The triumphant collaborative effort between IceKredit and the Christopher J. Butch research group at Nanjing University began with the preliminary rounds. Here, the team engaged a diverse array of conventional machine learning algorithms such as Bayesian docking, SVM, LightGBM, GBDT, along with advanced deep neural network models including Transformer-CNN, GCN, and D-MPNN. The team tried several different molecular representations, including 3D molecular conformation data, graph features, and molecular characterization methodologies like Morgan Fingerprinting, to anticipate enzyme activity. Notably, the SVM model trained with Morgan fingerprinting emerged as a standout performer, effectively predicting enzyme activity.
In the semi-final round, participants grappled with the complex task of predicting molecular activity in Caco2 cell experiments. Rising to the challenge, the IceKredit-Nanjing University consortium pioneered a method of feature fusion, artfully enhancing the GEM baseline model. A new MFP encoder structure was introduced, with a focus on imbuing graph features and global attention to molecular structure. This was combined with local structural information within molecules, courtesy of Morgan fingerprints. The result was a more holistic molecular data representation, augmenting the model’s predictive capacity and classification prowess. This innovative approach mitigated overfitting risks, elevating overall model generalization. The team also introduced dropout mechanisms and strategically divided the training and validation sets based on molecular scaffold, ensuring the model’s performance was rigorously tested against novel molecules.

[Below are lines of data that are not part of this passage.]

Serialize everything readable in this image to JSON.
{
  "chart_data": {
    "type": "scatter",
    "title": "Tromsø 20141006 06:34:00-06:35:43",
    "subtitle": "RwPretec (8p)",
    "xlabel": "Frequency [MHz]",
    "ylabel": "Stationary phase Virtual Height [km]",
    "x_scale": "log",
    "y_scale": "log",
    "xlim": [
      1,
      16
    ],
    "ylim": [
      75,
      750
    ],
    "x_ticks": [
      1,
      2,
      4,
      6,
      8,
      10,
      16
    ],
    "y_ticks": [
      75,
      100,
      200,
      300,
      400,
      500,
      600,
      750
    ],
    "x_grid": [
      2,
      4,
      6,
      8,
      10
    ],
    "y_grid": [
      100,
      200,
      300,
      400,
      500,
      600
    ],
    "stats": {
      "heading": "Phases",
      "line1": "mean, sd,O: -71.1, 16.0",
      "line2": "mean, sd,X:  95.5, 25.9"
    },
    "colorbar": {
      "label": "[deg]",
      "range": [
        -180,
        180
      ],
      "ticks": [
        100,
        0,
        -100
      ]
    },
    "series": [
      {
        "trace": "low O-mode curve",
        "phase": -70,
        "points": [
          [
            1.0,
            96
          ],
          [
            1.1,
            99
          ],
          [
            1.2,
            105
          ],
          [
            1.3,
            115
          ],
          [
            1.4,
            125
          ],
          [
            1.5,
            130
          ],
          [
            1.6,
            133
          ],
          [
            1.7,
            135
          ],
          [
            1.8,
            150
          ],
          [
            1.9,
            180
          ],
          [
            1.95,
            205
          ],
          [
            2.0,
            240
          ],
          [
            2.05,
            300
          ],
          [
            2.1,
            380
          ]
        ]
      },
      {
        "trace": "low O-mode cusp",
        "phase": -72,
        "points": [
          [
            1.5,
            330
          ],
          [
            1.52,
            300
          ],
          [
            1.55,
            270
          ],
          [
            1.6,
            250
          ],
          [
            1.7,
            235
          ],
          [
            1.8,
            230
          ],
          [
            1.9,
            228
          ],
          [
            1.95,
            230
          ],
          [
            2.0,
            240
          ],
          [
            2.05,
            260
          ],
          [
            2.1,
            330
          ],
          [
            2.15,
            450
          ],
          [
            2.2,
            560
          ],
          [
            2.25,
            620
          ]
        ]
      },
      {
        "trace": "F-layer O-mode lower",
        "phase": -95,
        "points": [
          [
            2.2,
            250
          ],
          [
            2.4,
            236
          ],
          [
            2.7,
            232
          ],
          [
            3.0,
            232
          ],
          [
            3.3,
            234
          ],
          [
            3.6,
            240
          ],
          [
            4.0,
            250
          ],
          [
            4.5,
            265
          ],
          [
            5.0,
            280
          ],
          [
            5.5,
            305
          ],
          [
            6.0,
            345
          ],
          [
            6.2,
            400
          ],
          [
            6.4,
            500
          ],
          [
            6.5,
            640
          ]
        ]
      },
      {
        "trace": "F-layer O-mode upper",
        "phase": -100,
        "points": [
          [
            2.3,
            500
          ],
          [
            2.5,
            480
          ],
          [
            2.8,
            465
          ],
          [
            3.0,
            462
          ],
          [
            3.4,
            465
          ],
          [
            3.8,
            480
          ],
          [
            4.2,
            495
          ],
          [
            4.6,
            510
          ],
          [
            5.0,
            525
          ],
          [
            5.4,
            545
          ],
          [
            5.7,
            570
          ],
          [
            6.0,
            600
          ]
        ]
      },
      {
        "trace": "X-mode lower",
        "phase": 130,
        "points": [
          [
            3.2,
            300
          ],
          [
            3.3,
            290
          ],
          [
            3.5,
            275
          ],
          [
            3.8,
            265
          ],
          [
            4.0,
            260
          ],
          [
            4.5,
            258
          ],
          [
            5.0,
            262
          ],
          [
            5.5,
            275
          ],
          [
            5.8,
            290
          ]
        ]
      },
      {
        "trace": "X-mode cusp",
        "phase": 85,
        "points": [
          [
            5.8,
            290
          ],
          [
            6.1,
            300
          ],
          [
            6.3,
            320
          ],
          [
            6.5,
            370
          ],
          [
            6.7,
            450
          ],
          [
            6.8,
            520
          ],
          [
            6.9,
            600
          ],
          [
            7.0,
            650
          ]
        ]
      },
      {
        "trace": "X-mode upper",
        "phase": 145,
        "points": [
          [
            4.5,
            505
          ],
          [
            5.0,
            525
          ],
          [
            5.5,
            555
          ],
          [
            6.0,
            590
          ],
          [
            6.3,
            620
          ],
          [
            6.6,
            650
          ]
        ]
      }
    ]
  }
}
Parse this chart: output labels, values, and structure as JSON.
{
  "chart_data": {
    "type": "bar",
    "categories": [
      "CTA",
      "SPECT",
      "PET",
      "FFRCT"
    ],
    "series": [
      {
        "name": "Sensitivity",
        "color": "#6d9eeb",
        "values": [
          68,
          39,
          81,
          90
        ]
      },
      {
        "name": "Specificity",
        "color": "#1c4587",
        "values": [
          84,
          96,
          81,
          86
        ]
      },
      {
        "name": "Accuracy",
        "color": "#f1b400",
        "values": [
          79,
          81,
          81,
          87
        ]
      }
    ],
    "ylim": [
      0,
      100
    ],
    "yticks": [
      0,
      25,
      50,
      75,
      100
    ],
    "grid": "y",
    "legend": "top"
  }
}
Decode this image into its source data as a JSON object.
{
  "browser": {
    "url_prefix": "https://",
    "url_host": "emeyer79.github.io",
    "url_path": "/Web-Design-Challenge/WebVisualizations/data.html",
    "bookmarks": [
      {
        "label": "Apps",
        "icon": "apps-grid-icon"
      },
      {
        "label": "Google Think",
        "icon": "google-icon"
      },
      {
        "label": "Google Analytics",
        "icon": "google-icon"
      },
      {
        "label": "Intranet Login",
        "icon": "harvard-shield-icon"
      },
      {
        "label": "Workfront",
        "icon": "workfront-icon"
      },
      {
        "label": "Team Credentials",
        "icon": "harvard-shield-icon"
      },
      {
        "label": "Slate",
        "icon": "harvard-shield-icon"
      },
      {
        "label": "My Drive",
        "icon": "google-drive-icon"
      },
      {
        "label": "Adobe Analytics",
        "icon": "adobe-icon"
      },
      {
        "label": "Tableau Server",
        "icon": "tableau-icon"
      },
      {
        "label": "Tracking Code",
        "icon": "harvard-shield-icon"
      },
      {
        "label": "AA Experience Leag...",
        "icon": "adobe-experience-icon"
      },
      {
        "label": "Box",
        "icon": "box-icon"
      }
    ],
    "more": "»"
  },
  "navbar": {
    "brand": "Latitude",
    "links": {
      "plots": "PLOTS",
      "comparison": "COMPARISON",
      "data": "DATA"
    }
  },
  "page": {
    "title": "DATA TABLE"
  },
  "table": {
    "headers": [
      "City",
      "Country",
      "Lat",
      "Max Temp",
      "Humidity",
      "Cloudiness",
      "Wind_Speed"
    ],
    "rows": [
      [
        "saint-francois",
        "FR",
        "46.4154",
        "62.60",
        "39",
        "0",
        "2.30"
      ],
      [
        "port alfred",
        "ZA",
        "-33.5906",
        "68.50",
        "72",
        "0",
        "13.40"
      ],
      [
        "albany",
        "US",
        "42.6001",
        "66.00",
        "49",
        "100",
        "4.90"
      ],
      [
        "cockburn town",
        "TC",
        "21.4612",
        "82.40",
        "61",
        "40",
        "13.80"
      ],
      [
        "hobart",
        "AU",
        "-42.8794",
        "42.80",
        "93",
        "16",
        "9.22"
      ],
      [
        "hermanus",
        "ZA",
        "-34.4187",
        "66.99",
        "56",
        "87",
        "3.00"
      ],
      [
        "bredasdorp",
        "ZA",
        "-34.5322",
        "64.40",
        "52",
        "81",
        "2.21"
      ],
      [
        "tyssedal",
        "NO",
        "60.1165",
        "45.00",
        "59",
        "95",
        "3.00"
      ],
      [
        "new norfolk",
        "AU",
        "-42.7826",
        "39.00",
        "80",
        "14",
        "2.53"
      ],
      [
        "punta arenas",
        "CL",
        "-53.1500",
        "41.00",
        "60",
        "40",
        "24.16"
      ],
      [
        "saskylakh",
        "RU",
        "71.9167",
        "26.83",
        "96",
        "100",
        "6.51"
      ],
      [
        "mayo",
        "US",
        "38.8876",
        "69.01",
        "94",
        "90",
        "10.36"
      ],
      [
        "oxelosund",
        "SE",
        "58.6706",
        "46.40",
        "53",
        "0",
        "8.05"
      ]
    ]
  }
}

Since March 2022, IceKredit and Nanjing University have embarked on a collaborative journey, delving into AI applications within the medical domain. Their efforts focus on computer-aided drug molecular design methodologies, blending artificial intelligence, molecular dynamics simulation, and computational biology with traditional chemistry and biology laboratories. The outcome is an accelerated discovery process for potential drug molecules.
In the span of a mere year, this partnership has yielded impressive outcomes. Apart from securing honors in the competition, the collaborative team recently published a groundbreaking SCI paper titled “Improving Drug Discovery with a Hybrid Deep Generative Model Using Reinforcement Learning Trained on a Bayesian Docking Approximation.” This novel drug discovery method, a hybrid of deep generative models and reinforcement learning, has demonstrated remarkable potential. Utilizing approximate docking scores predicted by a Bayesian regression model, the method generates new compounds that outperform docking scores of similarly sized molecules by 10-20%, all while expediting the process 130 times faster than conventional docking methods. The innovative approach holds the promise of efficiently uncovering novel chemical molecular structures with potential therapeutic applications.